Ve genel olarak, köpeğinize çok şaplak atarsanız, bunun ailenizde normal bir iletişim şekli olduğunu düşünmeye ve size şaplak atmaya başlar. Ve sadece dişleriyle şaplak atabilir. Öğren.

Ve ilerisi. Köpeğin, davranışını kontrol etme, sınırlama veya düzeltme hakkına sahip olmadığını düşündüğü bir kişiye karşı saldırganlık göstermesi daha olasıdır. Daha önce, köpeğin kendisine karşı saldırgan davranışını dışlamak için, sahibine köpekle ilgili olarak "baskın" bir özne olması önerildi. Artık "saygın" bir köpek ailesi üyesi veya "sadık bir ortak" olmanız önerilir.

Genellikle bir köpek, o anda yapmak istemediği bir şeyi yapmaya zorlandığında veya gerçekten yapmak istediği bir şeyi yapması engellendiğinde agresif davranmaya başlar.
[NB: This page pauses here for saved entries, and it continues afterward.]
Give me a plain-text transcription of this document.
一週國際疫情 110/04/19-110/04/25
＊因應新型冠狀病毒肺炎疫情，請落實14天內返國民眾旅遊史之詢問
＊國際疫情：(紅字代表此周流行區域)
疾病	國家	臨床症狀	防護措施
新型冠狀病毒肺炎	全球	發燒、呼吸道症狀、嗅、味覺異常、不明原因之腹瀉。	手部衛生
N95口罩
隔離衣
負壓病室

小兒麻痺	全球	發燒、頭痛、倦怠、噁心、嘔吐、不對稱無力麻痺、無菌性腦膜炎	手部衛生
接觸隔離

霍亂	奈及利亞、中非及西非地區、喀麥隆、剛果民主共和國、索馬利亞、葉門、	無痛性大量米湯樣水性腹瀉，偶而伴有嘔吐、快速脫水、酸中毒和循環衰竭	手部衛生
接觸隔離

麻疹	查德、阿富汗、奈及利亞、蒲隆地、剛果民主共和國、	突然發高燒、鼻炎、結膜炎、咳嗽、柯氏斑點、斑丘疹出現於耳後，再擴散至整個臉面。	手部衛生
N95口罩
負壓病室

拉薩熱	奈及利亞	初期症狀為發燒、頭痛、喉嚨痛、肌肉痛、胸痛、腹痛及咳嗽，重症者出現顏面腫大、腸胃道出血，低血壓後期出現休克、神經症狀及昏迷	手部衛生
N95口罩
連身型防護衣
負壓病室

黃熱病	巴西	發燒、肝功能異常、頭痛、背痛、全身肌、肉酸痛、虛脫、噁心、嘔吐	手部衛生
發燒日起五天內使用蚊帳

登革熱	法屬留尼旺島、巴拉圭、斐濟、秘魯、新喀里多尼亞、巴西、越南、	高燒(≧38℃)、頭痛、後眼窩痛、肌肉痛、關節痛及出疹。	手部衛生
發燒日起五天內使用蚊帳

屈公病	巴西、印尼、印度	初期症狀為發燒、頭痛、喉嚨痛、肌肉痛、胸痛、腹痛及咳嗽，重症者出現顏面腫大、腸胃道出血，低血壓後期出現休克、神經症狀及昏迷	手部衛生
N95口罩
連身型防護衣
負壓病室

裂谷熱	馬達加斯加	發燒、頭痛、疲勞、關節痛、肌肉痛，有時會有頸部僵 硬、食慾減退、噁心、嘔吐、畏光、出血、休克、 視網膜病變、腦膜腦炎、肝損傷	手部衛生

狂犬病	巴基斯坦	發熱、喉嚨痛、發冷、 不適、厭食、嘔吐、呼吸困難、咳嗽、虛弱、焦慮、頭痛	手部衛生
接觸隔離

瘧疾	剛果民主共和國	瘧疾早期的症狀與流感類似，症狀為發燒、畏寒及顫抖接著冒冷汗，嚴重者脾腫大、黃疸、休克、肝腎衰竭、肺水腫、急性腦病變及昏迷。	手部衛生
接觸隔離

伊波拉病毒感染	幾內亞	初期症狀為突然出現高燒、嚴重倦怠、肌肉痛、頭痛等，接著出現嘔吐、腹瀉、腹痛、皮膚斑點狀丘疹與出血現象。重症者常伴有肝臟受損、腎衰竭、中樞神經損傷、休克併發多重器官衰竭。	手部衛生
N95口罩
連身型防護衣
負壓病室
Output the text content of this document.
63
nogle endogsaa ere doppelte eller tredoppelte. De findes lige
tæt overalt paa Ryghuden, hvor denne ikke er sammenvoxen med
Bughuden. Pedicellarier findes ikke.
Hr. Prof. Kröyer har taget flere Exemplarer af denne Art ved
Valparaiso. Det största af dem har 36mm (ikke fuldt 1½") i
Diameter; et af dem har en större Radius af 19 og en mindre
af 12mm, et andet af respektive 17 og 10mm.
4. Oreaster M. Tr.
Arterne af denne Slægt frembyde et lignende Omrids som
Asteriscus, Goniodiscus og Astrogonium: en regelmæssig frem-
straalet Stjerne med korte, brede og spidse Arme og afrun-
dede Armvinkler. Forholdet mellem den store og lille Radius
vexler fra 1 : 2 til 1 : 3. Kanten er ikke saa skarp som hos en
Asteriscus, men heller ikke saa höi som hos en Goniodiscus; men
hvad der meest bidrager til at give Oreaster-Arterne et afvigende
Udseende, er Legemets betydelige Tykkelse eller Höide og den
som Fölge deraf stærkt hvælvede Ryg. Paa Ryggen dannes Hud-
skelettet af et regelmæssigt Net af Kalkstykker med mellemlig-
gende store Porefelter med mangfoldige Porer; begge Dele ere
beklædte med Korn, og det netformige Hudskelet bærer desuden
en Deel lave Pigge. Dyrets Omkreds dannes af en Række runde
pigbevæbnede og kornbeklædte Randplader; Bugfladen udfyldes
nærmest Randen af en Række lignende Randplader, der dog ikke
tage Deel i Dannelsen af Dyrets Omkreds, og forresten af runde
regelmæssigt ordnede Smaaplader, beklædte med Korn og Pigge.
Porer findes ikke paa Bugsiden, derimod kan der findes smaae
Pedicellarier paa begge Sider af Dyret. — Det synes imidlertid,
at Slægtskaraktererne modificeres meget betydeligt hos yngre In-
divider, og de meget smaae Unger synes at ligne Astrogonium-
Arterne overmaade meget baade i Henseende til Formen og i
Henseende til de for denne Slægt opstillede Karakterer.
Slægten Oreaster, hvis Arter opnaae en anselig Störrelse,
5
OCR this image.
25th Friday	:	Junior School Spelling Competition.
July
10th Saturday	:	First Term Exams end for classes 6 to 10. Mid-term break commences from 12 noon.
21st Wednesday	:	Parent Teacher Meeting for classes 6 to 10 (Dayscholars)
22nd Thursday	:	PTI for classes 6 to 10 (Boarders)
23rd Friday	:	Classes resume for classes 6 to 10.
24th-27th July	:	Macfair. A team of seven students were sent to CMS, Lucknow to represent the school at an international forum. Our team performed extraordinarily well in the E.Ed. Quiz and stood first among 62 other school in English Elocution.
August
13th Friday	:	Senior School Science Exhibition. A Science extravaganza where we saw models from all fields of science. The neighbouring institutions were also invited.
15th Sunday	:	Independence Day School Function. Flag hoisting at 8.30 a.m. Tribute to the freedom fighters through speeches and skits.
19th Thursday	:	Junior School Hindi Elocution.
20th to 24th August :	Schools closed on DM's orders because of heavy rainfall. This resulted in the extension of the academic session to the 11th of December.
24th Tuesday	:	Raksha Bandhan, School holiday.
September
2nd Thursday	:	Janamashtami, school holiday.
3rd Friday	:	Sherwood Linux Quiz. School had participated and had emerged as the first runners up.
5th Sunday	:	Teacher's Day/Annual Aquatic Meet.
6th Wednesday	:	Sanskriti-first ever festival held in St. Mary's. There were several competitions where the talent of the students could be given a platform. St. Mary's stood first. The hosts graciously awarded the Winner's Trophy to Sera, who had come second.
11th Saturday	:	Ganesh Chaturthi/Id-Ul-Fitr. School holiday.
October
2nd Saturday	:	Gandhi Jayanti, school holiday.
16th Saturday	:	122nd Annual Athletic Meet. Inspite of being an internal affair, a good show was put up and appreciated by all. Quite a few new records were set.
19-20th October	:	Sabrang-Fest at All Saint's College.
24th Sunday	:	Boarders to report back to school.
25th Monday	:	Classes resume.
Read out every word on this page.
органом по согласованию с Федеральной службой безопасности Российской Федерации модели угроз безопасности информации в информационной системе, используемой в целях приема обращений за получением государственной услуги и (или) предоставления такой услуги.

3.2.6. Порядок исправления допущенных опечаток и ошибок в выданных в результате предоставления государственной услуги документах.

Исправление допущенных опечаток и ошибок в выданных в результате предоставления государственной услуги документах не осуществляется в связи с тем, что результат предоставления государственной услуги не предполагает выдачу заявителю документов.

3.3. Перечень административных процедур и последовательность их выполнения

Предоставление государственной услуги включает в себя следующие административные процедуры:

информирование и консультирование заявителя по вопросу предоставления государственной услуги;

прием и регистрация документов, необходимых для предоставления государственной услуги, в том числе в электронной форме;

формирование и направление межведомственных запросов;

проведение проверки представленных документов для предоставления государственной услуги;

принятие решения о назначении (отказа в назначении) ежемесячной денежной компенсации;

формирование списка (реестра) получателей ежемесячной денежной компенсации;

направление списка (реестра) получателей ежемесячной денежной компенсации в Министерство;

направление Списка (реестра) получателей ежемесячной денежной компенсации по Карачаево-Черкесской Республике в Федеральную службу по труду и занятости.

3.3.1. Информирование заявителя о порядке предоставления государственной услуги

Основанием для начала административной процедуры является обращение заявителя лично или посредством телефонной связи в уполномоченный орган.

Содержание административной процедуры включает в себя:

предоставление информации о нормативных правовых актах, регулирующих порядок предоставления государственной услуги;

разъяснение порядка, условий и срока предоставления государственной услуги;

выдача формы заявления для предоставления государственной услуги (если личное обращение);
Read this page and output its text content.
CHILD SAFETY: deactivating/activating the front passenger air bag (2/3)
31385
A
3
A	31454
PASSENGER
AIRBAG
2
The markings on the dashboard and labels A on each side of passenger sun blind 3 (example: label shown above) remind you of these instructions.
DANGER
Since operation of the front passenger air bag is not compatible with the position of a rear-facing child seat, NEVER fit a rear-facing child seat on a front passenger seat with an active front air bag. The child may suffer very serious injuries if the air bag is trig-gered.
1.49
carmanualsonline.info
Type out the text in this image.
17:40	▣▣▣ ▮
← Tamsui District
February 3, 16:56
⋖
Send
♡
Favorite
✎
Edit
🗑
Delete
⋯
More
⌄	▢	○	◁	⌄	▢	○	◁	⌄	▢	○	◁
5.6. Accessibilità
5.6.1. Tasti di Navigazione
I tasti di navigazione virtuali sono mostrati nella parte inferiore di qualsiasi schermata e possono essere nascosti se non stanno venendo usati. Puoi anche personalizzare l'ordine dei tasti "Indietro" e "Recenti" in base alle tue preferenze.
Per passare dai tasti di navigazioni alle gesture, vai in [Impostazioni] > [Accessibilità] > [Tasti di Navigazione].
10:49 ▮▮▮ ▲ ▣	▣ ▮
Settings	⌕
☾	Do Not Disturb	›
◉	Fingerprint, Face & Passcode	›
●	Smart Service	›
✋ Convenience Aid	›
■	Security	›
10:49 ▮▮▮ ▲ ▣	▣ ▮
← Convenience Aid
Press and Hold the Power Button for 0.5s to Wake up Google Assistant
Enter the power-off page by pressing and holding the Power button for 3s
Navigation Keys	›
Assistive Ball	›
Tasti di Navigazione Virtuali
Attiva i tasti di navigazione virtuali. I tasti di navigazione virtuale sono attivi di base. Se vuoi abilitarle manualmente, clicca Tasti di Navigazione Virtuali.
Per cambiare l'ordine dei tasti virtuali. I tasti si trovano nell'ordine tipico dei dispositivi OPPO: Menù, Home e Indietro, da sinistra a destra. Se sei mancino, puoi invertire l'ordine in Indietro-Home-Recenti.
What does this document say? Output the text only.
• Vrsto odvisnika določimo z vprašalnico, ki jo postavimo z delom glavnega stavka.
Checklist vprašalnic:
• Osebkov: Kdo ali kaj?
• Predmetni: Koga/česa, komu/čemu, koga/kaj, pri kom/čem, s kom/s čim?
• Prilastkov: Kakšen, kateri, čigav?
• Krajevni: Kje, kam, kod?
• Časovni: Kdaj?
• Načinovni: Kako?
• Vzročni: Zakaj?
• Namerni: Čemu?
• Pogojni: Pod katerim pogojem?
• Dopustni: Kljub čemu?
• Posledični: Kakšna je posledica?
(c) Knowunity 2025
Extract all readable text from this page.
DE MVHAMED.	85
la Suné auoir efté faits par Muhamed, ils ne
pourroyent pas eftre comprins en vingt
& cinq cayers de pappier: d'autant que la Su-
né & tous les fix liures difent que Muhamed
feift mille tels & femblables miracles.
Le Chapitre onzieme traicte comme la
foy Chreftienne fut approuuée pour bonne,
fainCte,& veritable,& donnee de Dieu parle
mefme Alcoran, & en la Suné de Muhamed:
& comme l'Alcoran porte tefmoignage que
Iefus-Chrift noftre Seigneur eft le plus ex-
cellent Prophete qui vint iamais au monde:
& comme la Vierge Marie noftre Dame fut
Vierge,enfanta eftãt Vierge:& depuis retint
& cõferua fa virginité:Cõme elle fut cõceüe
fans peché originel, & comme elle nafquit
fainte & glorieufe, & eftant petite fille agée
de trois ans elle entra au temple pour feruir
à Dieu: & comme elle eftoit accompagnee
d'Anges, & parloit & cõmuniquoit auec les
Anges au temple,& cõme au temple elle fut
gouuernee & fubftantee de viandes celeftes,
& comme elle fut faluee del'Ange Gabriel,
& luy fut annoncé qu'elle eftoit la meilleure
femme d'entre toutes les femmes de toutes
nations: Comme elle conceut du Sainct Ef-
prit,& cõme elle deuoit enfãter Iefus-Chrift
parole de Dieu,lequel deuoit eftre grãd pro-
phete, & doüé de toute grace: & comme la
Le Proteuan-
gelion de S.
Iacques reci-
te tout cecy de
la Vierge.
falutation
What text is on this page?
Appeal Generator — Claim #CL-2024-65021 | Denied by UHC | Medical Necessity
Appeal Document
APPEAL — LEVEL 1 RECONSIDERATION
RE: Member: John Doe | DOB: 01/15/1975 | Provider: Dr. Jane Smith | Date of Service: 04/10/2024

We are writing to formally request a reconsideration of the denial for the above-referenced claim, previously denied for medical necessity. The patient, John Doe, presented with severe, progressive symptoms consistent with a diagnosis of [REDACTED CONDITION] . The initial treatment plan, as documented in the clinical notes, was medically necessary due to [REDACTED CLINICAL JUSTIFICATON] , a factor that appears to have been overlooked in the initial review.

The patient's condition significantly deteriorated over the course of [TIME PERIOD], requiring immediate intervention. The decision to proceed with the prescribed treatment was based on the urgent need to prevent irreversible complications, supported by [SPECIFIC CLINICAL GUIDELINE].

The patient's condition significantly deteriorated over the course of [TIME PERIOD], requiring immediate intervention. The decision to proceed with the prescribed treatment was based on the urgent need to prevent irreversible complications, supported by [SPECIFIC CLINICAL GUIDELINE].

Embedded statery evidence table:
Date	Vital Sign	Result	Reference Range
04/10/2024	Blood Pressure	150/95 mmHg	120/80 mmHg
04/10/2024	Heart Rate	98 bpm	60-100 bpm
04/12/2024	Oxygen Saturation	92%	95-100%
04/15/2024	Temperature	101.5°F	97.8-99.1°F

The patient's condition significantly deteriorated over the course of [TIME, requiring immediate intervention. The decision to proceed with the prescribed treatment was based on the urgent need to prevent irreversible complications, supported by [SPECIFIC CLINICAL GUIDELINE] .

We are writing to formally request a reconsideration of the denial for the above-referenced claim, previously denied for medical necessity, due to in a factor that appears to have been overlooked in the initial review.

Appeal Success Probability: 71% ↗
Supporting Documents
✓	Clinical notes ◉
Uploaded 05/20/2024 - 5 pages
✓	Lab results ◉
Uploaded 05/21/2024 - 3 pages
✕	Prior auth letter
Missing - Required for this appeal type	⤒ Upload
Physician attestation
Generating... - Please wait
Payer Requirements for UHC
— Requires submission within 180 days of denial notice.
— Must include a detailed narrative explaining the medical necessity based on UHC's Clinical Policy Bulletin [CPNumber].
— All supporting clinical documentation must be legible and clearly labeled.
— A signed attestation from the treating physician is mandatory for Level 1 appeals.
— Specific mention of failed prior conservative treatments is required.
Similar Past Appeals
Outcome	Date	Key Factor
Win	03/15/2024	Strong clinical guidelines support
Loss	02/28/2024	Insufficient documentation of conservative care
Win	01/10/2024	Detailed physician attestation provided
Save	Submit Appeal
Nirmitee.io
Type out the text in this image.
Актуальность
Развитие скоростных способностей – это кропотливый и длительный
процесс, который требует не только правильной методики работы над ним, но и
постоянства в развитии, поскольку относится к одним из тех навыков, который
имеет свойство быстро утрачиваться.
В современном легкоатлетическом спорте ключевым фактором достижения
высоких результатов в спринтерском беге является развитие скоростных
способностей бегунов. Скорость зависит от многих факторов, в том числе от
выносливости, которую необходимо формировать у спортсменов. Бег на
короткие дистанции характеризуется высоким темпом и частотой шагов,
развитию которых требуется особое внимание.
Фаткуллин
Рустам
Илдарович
Onu incittiklerinde, onun için önemli olan şeyleri elinden aldıklarında ya da onların ona tecavüz edebileceklerine karar verdiğinde ve onu korumaya başladığında. Ancak, muhtemelen tüm vakaları listelemek imkansızdır, çünkü büyük Tolstoy'un tüm mutsuz ailelerin kendi yollarıyla mutsuz olduğunu söylemesi boşuna değildir.